Ras Tanura refinery expansion scrapped as $17bn petrochemicals complex moves to Jubail
Saudi Aramco’s decision to move its biggest ever project to Jubail from Ras Tanura will see the company scrap an $8bn refinery development and make major changes to schemes worth an additional $17bn.
Sources close to the energy giant tell MEED that the company’s joint venture $17bn-plus petrochemicals project with the US’ Dow Chemical is to be moved to the nearby Jubail Industrial City on Gulf coast. It was originally meant to be built at Ras Tanura, but MEED reported in March that the partners were planning a location change for the scheme because of issues related to the site (MEED 16:3:10).
The decision to move the development has caused Aramco to cancel an $8bn refinery expansion at Ras Tanura, partially integrate its joint venture $10bn new refinery project with France’s Total at Jubail into the scheme, and rework the scope of the $7bn Jizan refinery project it is managing for the government.
Dow and Aramco are also planning a huge change to the scope of the petrochemicals complex as a result of the move. It will now be fed entirely by ethane gas rather than a mix of gas and the petroleum product naphtha as was originally planned. The ethane will be provided by the Saudi Aramco Total Refining and Petrochemicals Company (Satorp) Jubail export refinery project, for which construction contracts were awarded in 2009.
Upon completion, the original Aramco/Dow complex at Ras Tanura was projected to produce 8 million tonnes a year of petrochemicals and gasoline products. Feed studies for the reworked complex are due for completion by the end of the year, and engineering, procurement and construction (EPC) contracts could be tendered in 2011. The volume of output from the plant will be little altered by the scope change but the diversity of products will be significantly reduced, sources say.
The petrochemicals complex will take up much of the land at the second phase of Jubail Industrial City, where the Satorp refinery is being built. The location change will allow cost savings of up to 40 per cent as the Royal Commission for Jubail and Yanbu will provide the basic infrastructure needed for the project including utilities such as power and water, sources close to the project say.
The decision to move the project, which the partners have told engineering firms and financiers will be announced in mid-May, will have a major impact on several other downstream schemes Aramco is developing.
The company had planned to build a 400,000 barrel a day (b/d) expansion to its existing 500,000 b/d Ras Tanura refining complex to be integrated directly into the petrochemicals complex as part of the development. It was budgeted to cost an additional $8bn.

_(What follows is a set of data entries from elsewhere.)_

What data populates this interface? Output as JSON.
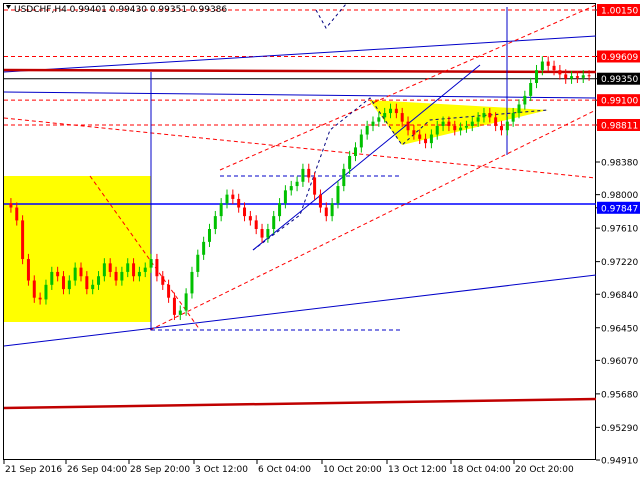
{
  "header": {
    "symbol_line": "USDCHF,H4  0.99401 0.99430 0.99351 0.99386"
  },
  "colors": {
    "up": "#00c000",
    "down": "#ff0000",
    "highlight_box": "#ffff00",
    "axis_label_bg": "#0000ff",
    "red_label_bg": "#ff0000",
    "resistance_line": "#c00000"
  },
  "chart_data": {
    "type": "candlestick",
    "title": "",
    "symbol": "USDCHF",
    "timeframe": "H4",
    "ylim": [
      0.9491,
      1.0022
    ],
    "y_ticks": [
      1.0015,
      0.99609,
      0.9935,
      0.991,
      0.98811,
      0.9838,
      0.98,
      0.97847,
      0.9761,
      0.9722,
      0.9684,
      0.9645,
      0.9607,
      0.9568,
      0.9529,
      0.9491
    ],
    "y_tick_labels": [
      "1.00150",
      "0.99609",
      "0.99350",
      "0.99100",
      "0.98811",
      "0.98380",
      "0.98000",
      "0.97847",
      "0.97610",
      "0.97220",
      "0.96840",
      "0.96450",
      "0.96070",
      "0.95680",
      "0.95290",
      "0.94910"
    ],
    "highlighted_levels": [
      {
        "value": 1.0015,
        "label": "1.00150",
        "style": "red"
      },
      {
        "value": 0.99609,
        "label": "0.99609",
        "style": "red"
      },
      {
        "value": 0.9935,
        "label": "0.99350",
        "style": "black"
      },
      {
        "value": 0.991,
        "label": "0.99100",
        "style": "red"
      },
      {
        "value": 0.98811,
        "label": "0.98811",
        "style": "red"
      },
      {
        "value": 0.97847,
        "label": "0.97847",
        "style": "blue"
      }
    ],
    "x_labels": [
      "21 Sep 2016",
      "26 Sep 04:00",
      "28 Sep 20:00",
      "3 Oct 12:00",
      "6 Oct 04:00",
      "10 Oct 20:00",
      "13 Oct 12:00",
      "18 Oct 04:00",
      "20 Oct 20:00"
    ],
    "close_series": [
      0.9785,
      0.977,
      0.9725,
      0.97,
      0.968,
      0.9678,
      0.9695,
      0.971,
      0.9705,
      0.969,
      0.97,
      0.9715,
      0.9705,
      0.969,
      0.9695,
      0.9705,
      0.972,
      0.971,
      0.97,
      0.971,
      0.972,
      0.9705,
      0.971,
      0.9715,
      0.9725,
      0.9705,
      0.9695,
      0.968,
      0.966,
      0.9665,
      0.9685,
      0.971,
      0.973,
      0.9745,
      0.976,
      0.9775,
      0.979,
      0.98,
      0.9795,
      0.9785,
      0.9775,
      0.977,
      0.976,
      0.975,
      0.976,
      0.9775,
      0.979,
      0.9805,
      0.981,
      0.9815,
      0.983,
      0.982,
      0.98,
      0.9785,
      0.9775,
      0.979,
      0.981,
      0.983,
      0.9845,
      0.9855,
      0.987,
      0.988,
      0.9885,
      0.989,
      0.9895,
      0.99,
      0.9895,
      0.9885,
      0.9875,
      0.987,
      0.9865,
      0.986,
      0.987,
      0.988,
      0.9885,
      0.988,
      0.9875,
      0.9878,
      0.988,
      0.9885,
      0.989,
      0.9895,
      0.989,
      0.988,
      0.9875,
      0.9885,
      0.9895,
      0.9905,
      0.9915,
      0.993,
      0.9945,
      0.9955,
      0.995,
      0.9945,
      0.994,
      0.9935,
      0.9938,
      0.9936,
      0.9939,
      0.99386
    ]
  }
}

The move to Jubail will see the petrochemicals complex become a standalone project rather than a fully integrated refinery and petrochemicals development, one engineering executive tells MEED. This means that the Ras Tanura refinery expansion has been scrapped, senior sources who were previously working on the scheme tell MEED.
The Ras Tanura refinery expansion was also due to provide gasoline to the kingdom’s western provinces, and this shortfall will be made up by another Aramco refinery project at Jizan which has also undergone a scope change.
The estimated $7bn Jizan refinery was originally planned to be built as a public-private partnership between the kingdom’s Petroleum & Mineral Resources Ministry and a foreign investor. However, Aramco took over management of the development in February after only two consortiums submitted proposals for the project in a 7 November bid round (MEED 9:2:2010).
Aramco has decided to break the refinery down into two phases. The first part of the development will be a simple hydroskimming refinery which can be built quickly and will provide necessary basic fuel products, an advisor on the project tells MEED.
The energy giant plans to tender a front end engineering and design (Feed) contract for the project either late in the second quarter or early in the third quarter of the year. It wants to tender EPC deals to build it in 2011.
More complex units such as a hydrocracker that produces more saleable gasoline products will be added during a second phase of the project which is likely to be launched in 2011.